AmpliFIND
- Developer: MusicIP
- Type: audio identification service
- Website: AmpliFIND Music Services

= AmpliFIND =

Acoustic fingerprinting service

AmpliFIND is an acoustic fingerprinting service and a software development kit developed by the US company MusicIP.

MusicIP first marketed their fingerprinting algorithm and service as MusicDNS. In 2006, MusicIP reported that the MusicDNS database had more than 22 million fingerprints of digital audio recordings. One of their customers was MetaBrainz Foundation, a non-profit company that used MusicDNS in their MusicBrainz and MusicBrainz Picard software products.

Even so, MusicIP dissolved in 2008. The company's CEO, Andrew Stess, bought the rights to MusicDNS, renamed the software to AmpliFIND, and started a new company called AmpliFIND Music Services. In 2011, Stess sold AmpliFIND to Sony, who incorporated it into the digital music service offerings of their Gracenote division. Tribune Media subsequently purchased Gracenote, including the MusicDNS software.

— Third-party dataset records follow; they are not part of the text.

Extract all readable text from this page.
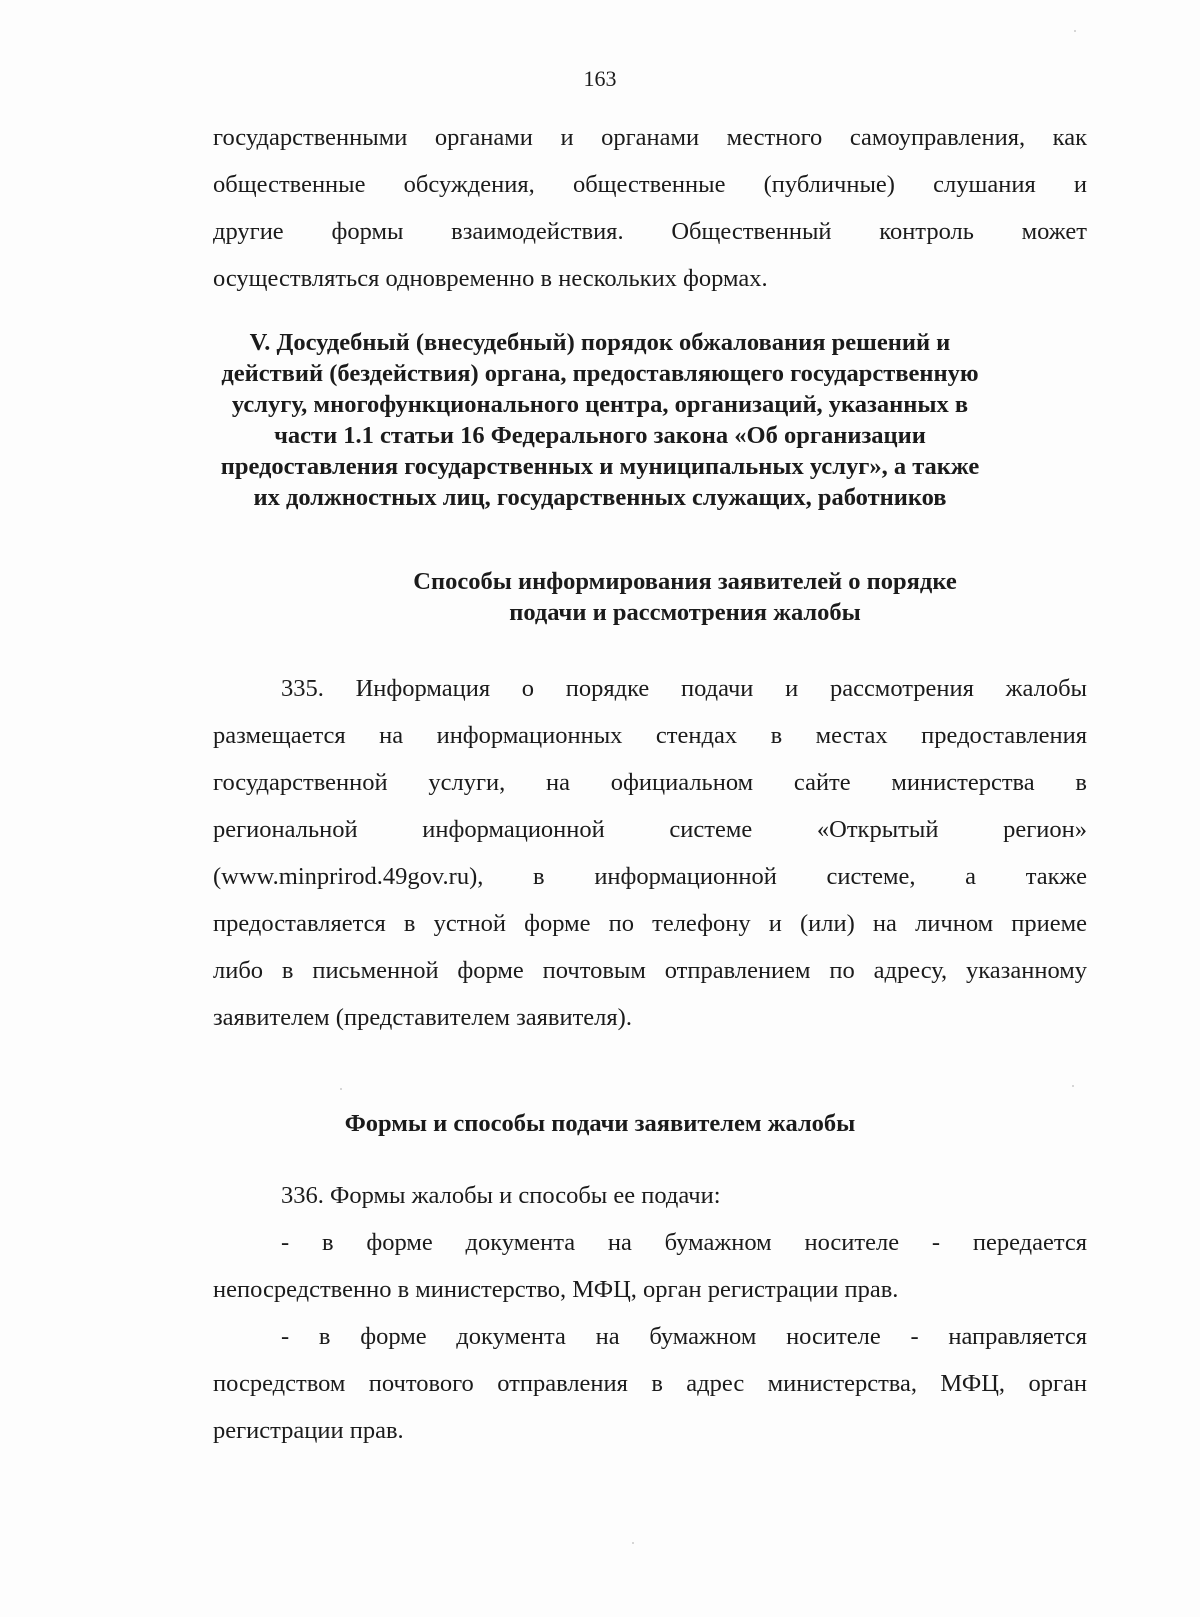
163
государственными органами и органами местного самоуправления, как
общественные обсуждения, общественные (публичные) слушания и
другие формы взаимодействия. Общественный контроль может
осуществляться одновременно в нескольких формах.
V. Досудебный (внесудебный) порядок обжалования решений и
действий (бездействия) органа, предоставляющего государственную
услугу, многофункционального центра, организаций, указанных в
части 1.1 статьи 16 Федерального закона «Об организации
предоставления государственных и муниципальных услуг», а также
их должностных лиц, государственных служащих, работников
Способы информирования заявителей о порядке
подачи и рассмотрения жалобы
335. Информация о порядке подачи и рассмотрения жалобы
размещается на информационных стендах в местах предоставления
государственной услуги, на официальном сайте министерства в
региональной информационной системе «Открытый регион»
(www.minprirod.49gov.ru), в информационной системе, а также
предоставляется в устной форме по телефону и (или) на личном приеме
либо в письменной форме почтовым отправлением по адресу, указанному
заявителем (представителем заявителя).
Формы и способы подачи заявителем жалобы
336. Формы жалобы и способы ее подачи:
- в форме документа на бумажном носителе - передается
непосредственно в министерство, МФЦ, орган регистрации прав.
- в форме документа на бумажном носителе - направляется
посредством почтового отправления в адрес министерства, МФЦ, орган
регистрации прав.
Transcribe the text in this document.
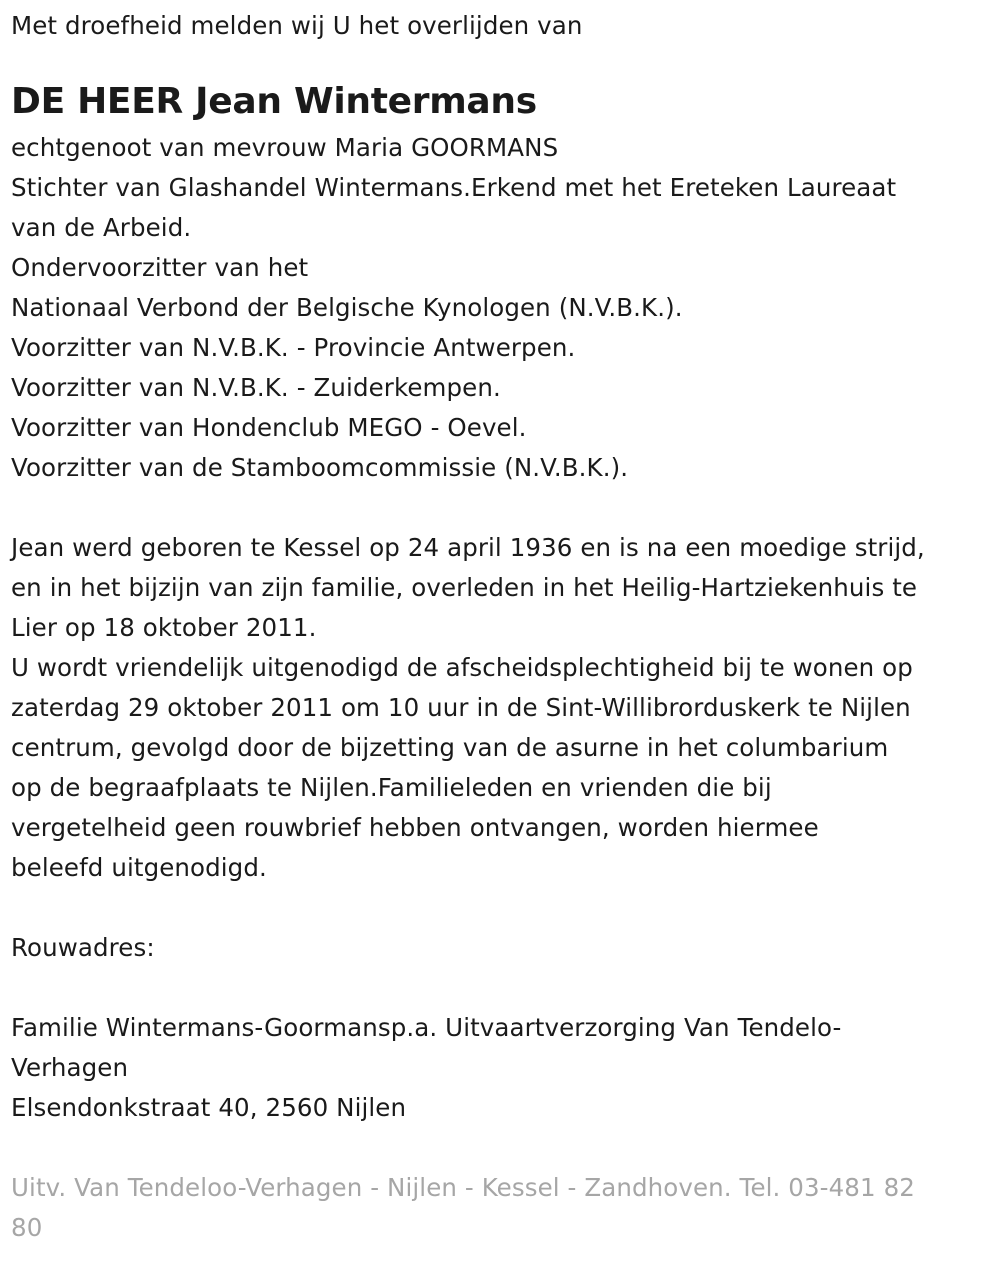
Met droefheid melden wij U het overlijden van

DE HEER Jean Wintermans

echtgenoot van mevrouw Maria GOORMANS

Stichter van Glashandel Wintermans.Erkend met het Ereteken Laureaat

van de Arbeid.

Ondervoorzitter van het

Nationaal Verbond der Belgische Kynologen (N.V.B.K.).

Voorzitter van N.V.B.K. - Provincie Antwerpen.

Voorzitter van N.V.B.K. - Zuiderkempen.

Voorzitter van Hondenclub MEGO - Oevel.

Voorzitter van de Stamboomcommissie (N.V.B.K.).

Jean werd geboren te Kessel op 24 april 1936 en is na een moedige strijd,

en in het bijzijn van zijn familie, overleden in het Heilig-Hartziekenhuis te

Lier op 18 oktober 2011.

U wordt vriendelijk uitgenodigd de afscheidsplechtigheid bij te wonen op

zaterdag 29 oktober 2011 om 10 uur in de Sint-Willibrorduskerk te Nijlen

centrum, gevolgd door de bijzetting van de asurne in het columbarium

op de begraafplaats te Nijlen.Familieleden en vrienden die bij

vergetelheid geen rouwbrief hebben ontvangen, worden hiermee

beleefd uitgenodigd.

Rouwadres:

Familie Wintermans-Goormansp.a. Uitvaartverzorging Van Tendelo-

Verhagen

Elsendonkstraat 40, 2560 Nijlen

Uitv. Van Tendeloo-Verhagen - Nijlen - Kessel - Zandhoven. Tel. 03-481 82

80
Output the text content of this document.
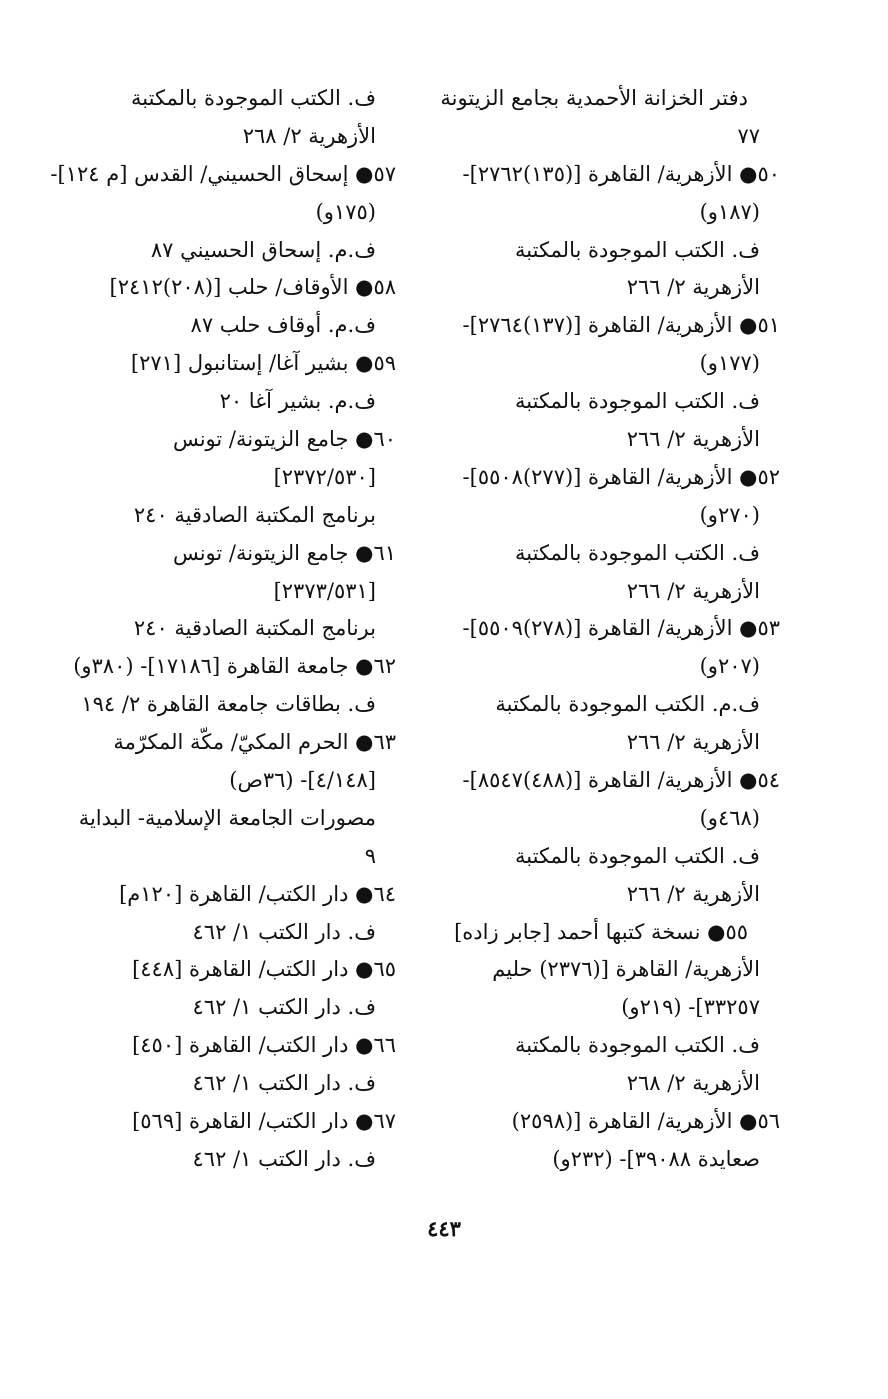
دفتر الخزانة الأحمدية بجامع الزيتونة
٧٧
٥٠● الأزهرية/ القاهرة [(١٣٥)٢٧٦٢]-
(١٨٧و)
ف. الكتب الموجودة بالمكتبة
الأزهرية ٢/ ٢٦٦
٥١● الأزهرية/ القاهرة [(١٣٧)٢٧٦٤]-
(١٧٧و)
ف. الكتب الموجودة بالمكتبة
الأزهرية ٢/ ٢٦٦
٥٢● الأزهرية/ القاهرة [(٢٧٧)٥٥٠٨]-
(٢٧٠و)
ف. الكتب الموجودة بالمكتبة
الأزهرية ٢/ ٢٦٦
٥٣● الأزهرية/ القاهرة [(٢٧٨)٥٥٠٩]-
(٢٠٧و)
ف.م. الكتب الموجودة بالمكتبة
الأزهرية ٢/ ٢٦٦
٥٤● الأزهرية/ القاهرة [(٤٨٨)٨٥٤٧]-
(٤٦٨و)
ف. الكتب الموجودة بالمكتبة
الأزهرية ٢/ ٢٦٦
٥٥● نسخة كتبها أحمد [جابر زاده]
الأزهرية/ القاهرة [(٢٣٧٦) حليم
٣٣٢٥٧]- (٢١٩و)
ف. الكتب الموجودة بالمكتبة
الأزهرية ٢/ ٢٦٨
٥٦● الأزهرية/ القاهرة [(٢٥٩٨)
صعايدة ٣٩٠٨٨]- (٢٣٢و)
ف. الكتب الموجودة بالمكتبة
الأزهرية ٢/ ٢٦٨
٥٧● إسحاق الحسيني/ القدس [م ١٢٤]-
(١٧٥و)
ف.م. إسحاق الحسيني ٨٧
٥٨● الأوقاف/ حلب [(٢٠٨)٢٤١٢]
ف.م. أوقاف حلب ٨٧
٥٩● بشير آغا/ إستانبول [٢٧١]
ف.م. بشير آغا ٢٠
٦٠● جامع الزيتونة/ تونس
[٢٣٧٢/٥٣٠]
برنامج المكتبة الصادقية ٢٤٠
٦١● جامع الزيتونة/ تونس
[٢٣٧٣/٥٣١]
برنامج المكتبة الصادقية ٢٤٠
٦٢● جامعة القاهرة [١٧١٨٦]- (٣٨٠و)
ف. بطاقات جامعة القاهرة ٢/ ١٩٤
٦٣● الحرم المكيّ/ مكّة المكرّمة
[٤/١٤٨]- (٣٦ص)
مصورات الجامعة الإسلامية- البداية
٩
٦٤● دار الكتب/ القاهرة [١٢٠م]
ف. دار الكتب ١/ ٤٦٢
٦٥● دار الكتب/ القاهرة [٤٤٨]
ف. دار الكتب ١/ ٤٦٢
٦٦● دار الكتب/ القاهرة [٤٥٠]
ف. دار الكتب ١/ ٤٦٢
٦٧● دار الكتب/ القاهرة [٥٦٩]
ف. دار الكتب ١/ ٤٦٢
٤٤٣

==How MusicDNS identifies a recording==

To use the MusicDNS service, software developers write a computer program that incorporates an open-source software library called LibOFA. This library implements the Open Fingerprint Architecture, a specification developed during 2000–2005 by MusicIP's previous incarnation, Predixis Corporation.

Through LibOFA, a program can fingerprint a recording, and submit the fingerprint to MusicDNS via the Internet. MusicDNS attempts to match the submission to fingerprints in its database. If the MusicDNS service finds an approximate match, it returns a code called a PUID (Portable Unique Identifier). This code does not contain any acoustic information; rather, it enables a computer program to retrieve identifying information (such as the song title and recording artist) from the MusicDNS database. The PUID code is a short, alphanumeric string based on the universally unique identifier standard.

The source code for LibOFA is distributed under a dual license: the GNU General Public License and the Adaptive Public License. The MusicDNS software that makes the fingerprints is proprietary.